Workrise's platform as continued to attract new skilled workers. It had 8,000 unique workers in 2019, with about 13% in renewable energy work. Last year, it had about 15,000 workers on the platform, about a third of which landed renewable energy jobs. Overall, the platform's worker count was split about evenly across renewables, construction and oil and gas industires. It plans to place 100,000 workers in jobs across industries by the end of 2023.

"As we expanded our offering to more industries, we grasped that there are multiple transferable skills between these industries that neither the companies nor the workers could see," the founders wrote in a Medium post in February. "It clicked — we would retrain skilled laborers whose employment opportunities are on the wane for energy and infrastructure jobs on the rise. We would also retrain laborers for other areas of industry in which they have an interest and desire to work."

In 2019, when it was still called RigUp, the company achieved unicorn status with a valuation of more than $1 billion. Austin startups have increasingly been maturing into unicorn-stage valuations in the past year or so.

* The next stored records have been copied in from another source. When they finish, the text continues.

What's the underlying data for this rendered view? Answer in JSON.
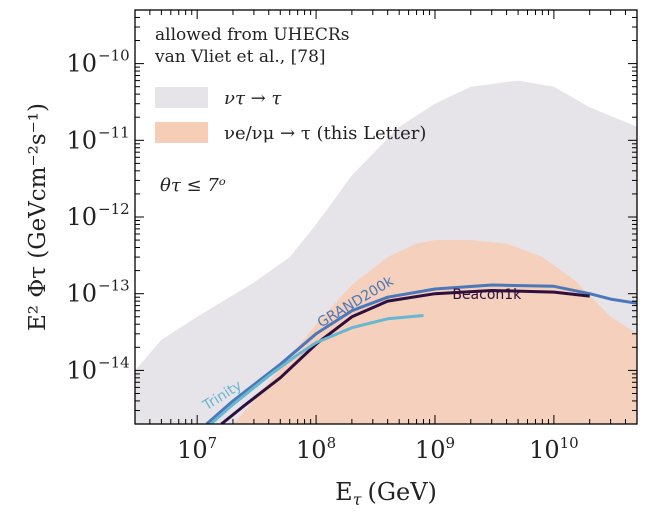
{
  "chart_data": {
    "type": "area",
    "xlabel": "E",
    "xlabel_sub": "τ",
    "xlabel_unit": "(GeV)",
    "ylabel": "E² Φτ (GeVcm⁻²s⁻¹)",
    "x_scale": "log",
    "y_scale": "log",
    "xlim": [
      3000000,
      50000000000
    ],
    "ylim": [
      2e-15,
      5e-10
    ],
    "x_ticks": [
      {
        "value": 10000000,
        "mant": "10",
        "exp": "7"
      },
      {
        "value": 100000000,
        "mant": "10",
        "exp": "8"
      },
      {
        "value": 1000000000,
        "mant": "10",
        "exp": "9"
      },
      {
        "value": 10000000000,
        "mant": "10",
        "exp": "10"
      }
    ],
    "y_ticks": [
      {
        "value": 1e-14,
        "mant": "10",
        "exp": "−14"
      },
      {
        "value": 1e-13,
        "mant": "10",
        "exp": "−13"
      },
      {
        "value": 1e-12,
        "mant": "10",
        "exp": "−12"
      },
      {
        "value": 1e-11,
        "mant": "10",
        "exp": "−11"
      },
      {
        "value": 1e-10,
        "mant": "10",
        "exp": "−10"
      }
    ],
    "annotations": {
      "line1": "allowed from UHECRs",
      "line2": "van Vliet et al., [78]",
      "theta": "θτ ≤ 7ᵒ"
    },
    "legend": [
      {
        "label": "ντ → τ",
        "color": "#e6e4e9"
      },
      {
        "label": "νe/νμ → τ (this Letter)",
        "color": "#f6cdb7"
      }
    ],
    "bands": [
      {
        "name": "ντ → τ",
        "color": "#e6e4e9",
        "upper": [
          [
            3000000,
            1e-14
          ],
          [
            5000000,
            2.5e-14
          ],
          [
            10000000,
            5e-14
          ],
          [
            30000000,
            1.4e-13
          ],
          [
            60000000,
            3e-13
          ],
          [
            100000000,
            8e-13
          ],
          [
            200000000,
            3.5e-12
          ],
          [
            500000000,
            1.5e-11
          ],
          [
            1000000000,
            3e-11
          ],
          [
            2000000000,
            5e-11
          ],
          [
            5000000000,
            6e-11
          ],
          [
            10000000000,
            5e-11
          ],
          [
            20000000000,
            2.7e-11
          ],
          [
            50000000000,
            1.5e-11
          ]
        ],
        "lower": [
          [
            3000000,
            2e-15
          ],
          [
            50000000000,
            2e-15
          ]
        ]
      },
      {
        "name": "νe/νμ → τ (this Letter)",
        "color": "#f6cdb7",
        "upper": [
          [
            20000000,
            2e-15
          ],
          [
            30000000,
            4e-15
          ],
          [
            60000000,
            1.5e-14
          ],
          [
            100000000,
            4e-14
          ],
          [
            200000000,
            1.3e-13
          ],
          [
            400000000,
            3e-13
          ],
          [
            700000000,
            4.5e-13
          ],
          [
            1000000000,
            5e-13
          ],
          [
            2000000000,
            5e-13
          ],
          [
            4000000000,
            4.5e-13
          ],
          [
            8000000000,
            3e-13
          ],
          [
            15000000000,
            1.5e-13
          ],
          [
            30000000000,
            5e-14
          ],
          [
            50000000000,
            3e-14
          ]
        ],
        "lower": [
          [
            20000000,
            2e-15
          ],
          [
            50000000000,
            2e-15
          ]
        ]
      }
    ],
    "series": [
      {
        "name": "GRAND200k",
        "color": "#4a78b8",
        "label_x": 110000000,
        "label_y": 3.6e-14,
        "label_rot": -31,
        "points": [
          [
            12000000,
            2e-15
          ],
          [
            20000000,
            4e-15
          ],
          [
            50000000,
            1.2e-14
          ],
          [
            100000000,
            3e-14
          ],
          [
            200000000,
            6e-14
          ],
          [
            400000000,
            9e-14
          ],
          [
            1000000000,
            1.15e-13
          ],
          [
            3000000000,
            1.3e-13
          ],
          [
            10000000000,
            1.25e-13
          ],
          [
            20000000000,
            1e-13
          ],
          [
            30000000000,
            8.5e-14
          ],
          [
            50000000000,
            7.5e-14
          ]
        ]
      },
      {
        "name": "Beacon1k",
        "color": "#2e0f3e",
        "label_x": 1400000000,
        "label_y": 8.5e-14,
        "label_rot": 0,
        "points": [
          [
            16000000,
            2e-15
          ],
          [
            25000000,
            3.5e-15
          ],
          [
            50000000,
            8e-15
          ],
          [
            100000000,
            2.2e-14
          ],
          [
            200000000,
            5e-14
          ],
          [
            400000000,
            8e-14
          ],
          [
            1000000000,
            1e-13
          ],
          [
            3000000000,
            1.1e-13
          ],
          [
            10000000000,
            1.05e-13
          ],
          [
            20000000000,
            9.3e-14
          ]
        ]
      },
      {
        "name": "Trinity",
        "color": "#67b6d2",
        "label_x": 12000000,
        "label_y": 3e-15,
        "label_rot": -32,
        "points": [
          [
            13000000,
            2e-15
          ],
          [
            20000000,
            3.6e-15
          ],
          [
            40000000,
            8.5e-15
          ],
          [
            70000000,
            1.6e-14
          ],
          [
            100000000,
            2.3e-14
          ],
          [
            200000000,
            3.6e-14
          ],
          [
            400000000,
            4.7e-14
          ],
          [
            800000000,
            5.2e-14
          ]
        ]
      }
    ]
  }
}
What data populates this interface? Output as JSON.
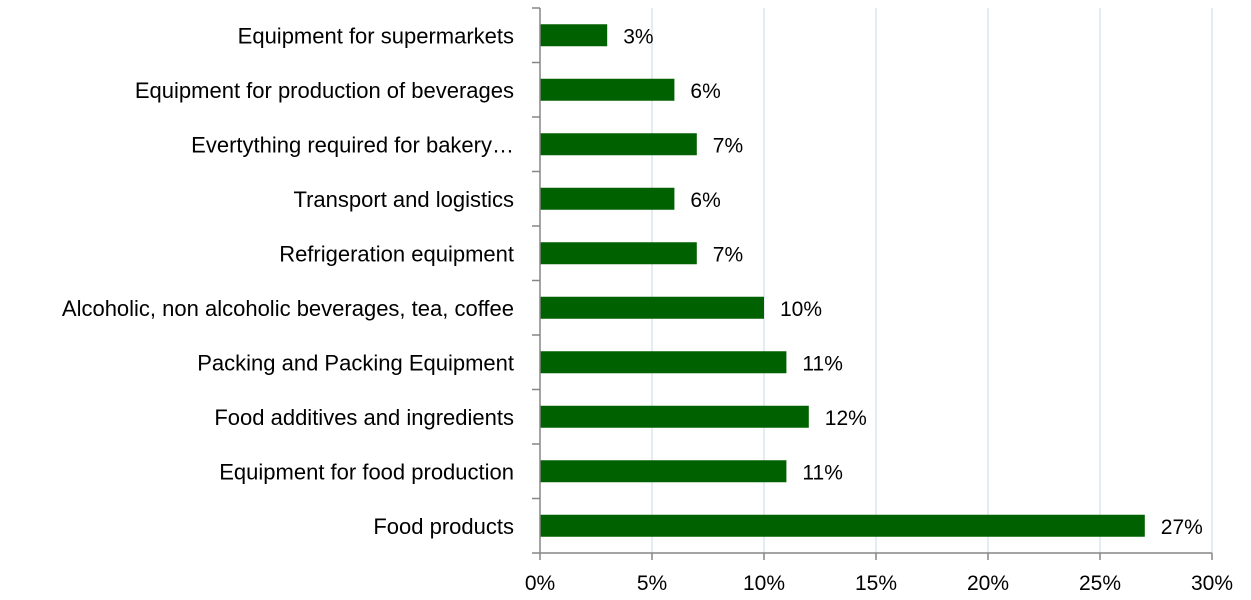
{
  "chart_data": {
    "type": "bar",
    "orientation": "horizontal",
    "title": "",
    "xlabel": "",
    "ylabel": "",
    "categories": [
      "Equipment for supermarkets",
      "Equipment for production of beverages",
      "Evertything required for bakery…",
      "Transport and logistics",
      "Refrigeration equipment",
      "Alcoholic, non alcoholic beverages, tea, coffee",
      "Packing and Packing Equipment",
      "Food additives and ingredients",
      "Equipment for food production",
      "Food products"
    ],
    "values": [
      3,
      6,
      7,
      6,
      7,
      10,
      11,
      12,
      11,
      27
    ],
    "value_labels": [
      "3%",
      "6%",
      "7%",
      "6%",
      "7%",
      "10%",
      "11%",
      "12%",
      "11%",
      "27%"
    ],
    "xlim": [
      0,
      30
    ],
    "x_ticks": [
      0,
      5,
      10,
      15,
      20,
      25,
      30
    ],
    "x_tick_labels": [
      "0%",
      "5%",
      "10%",
      "15%",
      "20%",
      "25%",
      "30%"
    ],
    "grid": "vertical",
    "legend": "none",
    "colors": {
      "bar": "#006100",
      "grid": "#c8d7e6",
      "axis": "#868686"
    }
  }
}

For example, earlier this month, Firefly Aerospace announced it had raised a $75 million series A round that valued it at more than $1 billion. In April, insurtech startup The Zebra raised a $150 million funding round, giving it a valuation north of $1 billion. Also in April, Arrive Logistics Inc. secured a $300 million funding, likely pushing its valuation into unicorn territory. Near the end of last year, digital health startup Everly Health, which operates Everlywell, also surpassed a $1 billion valuation. And, last year, Forbes named Austin-based logistics startup Shipwell as a company likely to achieve a billion-dollar valuation.

This story has been updated with additional information from Workrise.